LASH LIFT CONSENT

                                                LASH LIFT CONSENT

I authorize MedSpa at Villagio to perform the Lash Lift procedure.

  • I understand that the lashes will be curled with an advanced solution and a conditioning cream.
  • I understand it is my responsibility to be still during the procedure and to keep my eyes closed during the process unless otherwise advised.
  • I understand there are risks associated with having an eyelash perm and/or eyelash tint. I further understand that as part of the procedure, eye irritation, eye pain, eye itching, discomfort, and in rare cases eye infection or blurriness could occur.

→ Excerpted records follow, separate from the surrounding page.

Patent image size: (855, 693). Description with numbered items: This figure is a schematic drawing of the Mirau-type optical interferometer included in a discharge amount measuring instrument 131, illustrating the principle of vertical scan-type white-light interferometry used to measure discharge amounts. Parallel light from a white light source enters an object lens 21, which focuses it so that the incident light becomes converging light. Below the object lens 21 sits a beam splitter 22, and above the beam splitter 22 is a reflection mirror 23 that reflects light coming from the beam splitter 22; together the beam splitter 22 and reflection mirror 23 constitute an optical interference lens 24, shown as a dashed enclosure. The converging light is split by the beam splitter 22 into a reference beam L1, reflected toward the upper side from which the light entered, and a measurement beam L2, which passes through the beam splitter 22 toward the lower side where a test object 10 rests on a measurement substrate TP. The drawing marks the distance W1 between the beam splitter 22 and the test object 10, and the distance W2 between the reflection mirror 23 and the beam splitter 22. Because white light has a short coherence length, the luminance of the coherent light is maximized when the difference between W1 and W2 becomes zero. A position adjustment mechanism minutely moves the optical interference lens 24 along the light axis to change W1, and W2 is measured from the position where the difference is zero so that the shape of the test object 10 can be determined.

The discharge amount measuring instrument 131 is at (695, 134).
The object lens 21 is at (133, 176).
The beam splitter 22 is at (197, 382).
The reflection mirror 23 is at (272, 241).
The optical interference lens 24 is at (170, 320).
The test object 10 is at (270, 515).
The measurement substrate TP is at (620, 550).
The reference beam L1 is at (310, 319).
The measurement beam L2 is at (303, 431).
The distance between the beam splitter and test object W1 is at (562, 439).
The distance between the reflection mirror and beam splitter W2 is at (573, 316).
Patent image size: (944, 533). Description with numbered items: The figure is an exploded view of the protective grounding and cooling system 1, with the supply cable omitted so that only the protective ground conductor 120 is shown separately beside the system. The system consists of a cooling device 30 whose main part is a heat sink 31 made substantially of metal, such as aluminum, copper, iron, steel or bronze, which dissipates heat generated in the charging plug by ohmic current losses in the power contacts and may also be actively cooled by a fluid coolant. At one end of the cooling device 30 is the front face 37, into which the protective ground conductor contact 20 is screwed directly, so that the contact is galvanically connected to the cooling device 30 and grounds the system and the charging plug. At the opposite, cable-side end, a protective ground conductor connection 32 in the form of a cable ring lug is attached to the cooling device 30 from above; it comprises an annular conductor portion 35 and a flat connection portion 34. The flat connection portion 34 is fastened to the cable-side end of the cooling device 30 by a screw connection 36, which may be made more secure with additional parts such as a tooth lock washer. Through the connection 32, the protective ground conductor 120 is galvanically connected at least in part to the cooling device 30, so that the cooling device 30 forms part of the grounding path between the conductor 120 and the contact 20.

I agree that if I experience any of these medical conditions with my lashes that I will contact my technician and consult a physician at my own expense.
  • I understand that if at any time I (or the esthetician) are uncomfortable with the Lash Lift treatment, I will inform the esthetician and she will gladly rectify the problem, including ending the session.
  • I understand that all conditions must be revealed or disclosed by me to my esthetician regarding health history, medications being taken and any past reactions to products used.
  • I herein signed, release, give up, acquit and discharge MedSpa at Villagio and/or anyone affiliated there to including any partnership, corporations or company associated with said individual from any claims or damages of any nature.
  • I understand there are no guarantees for curl tightness and RESULTS WILL VARY.
  • It is my responsibility to discuss desires results with my service provider and to ask any questions I may have about the lash perm before I receive the service.
  • I understand that there are many factors that may affect the life of the eye lash perm such as; water and moisture contact, weather conditions, and activities involving exposure to high temperatures.
  • I have read all information provided:*
  • Please sign and date below to indicate that you have read all statements and understand: I, the client herein signed, certify that I have read and had explained to me and fully understand the above waiver and release form. I have provided information regarding my health and medications taken to the best of my knowledge, the client herein signed, for the purposed of documentation, hereby consent to any “before and after” photographs, which may or may not be used for the purposes of advertising.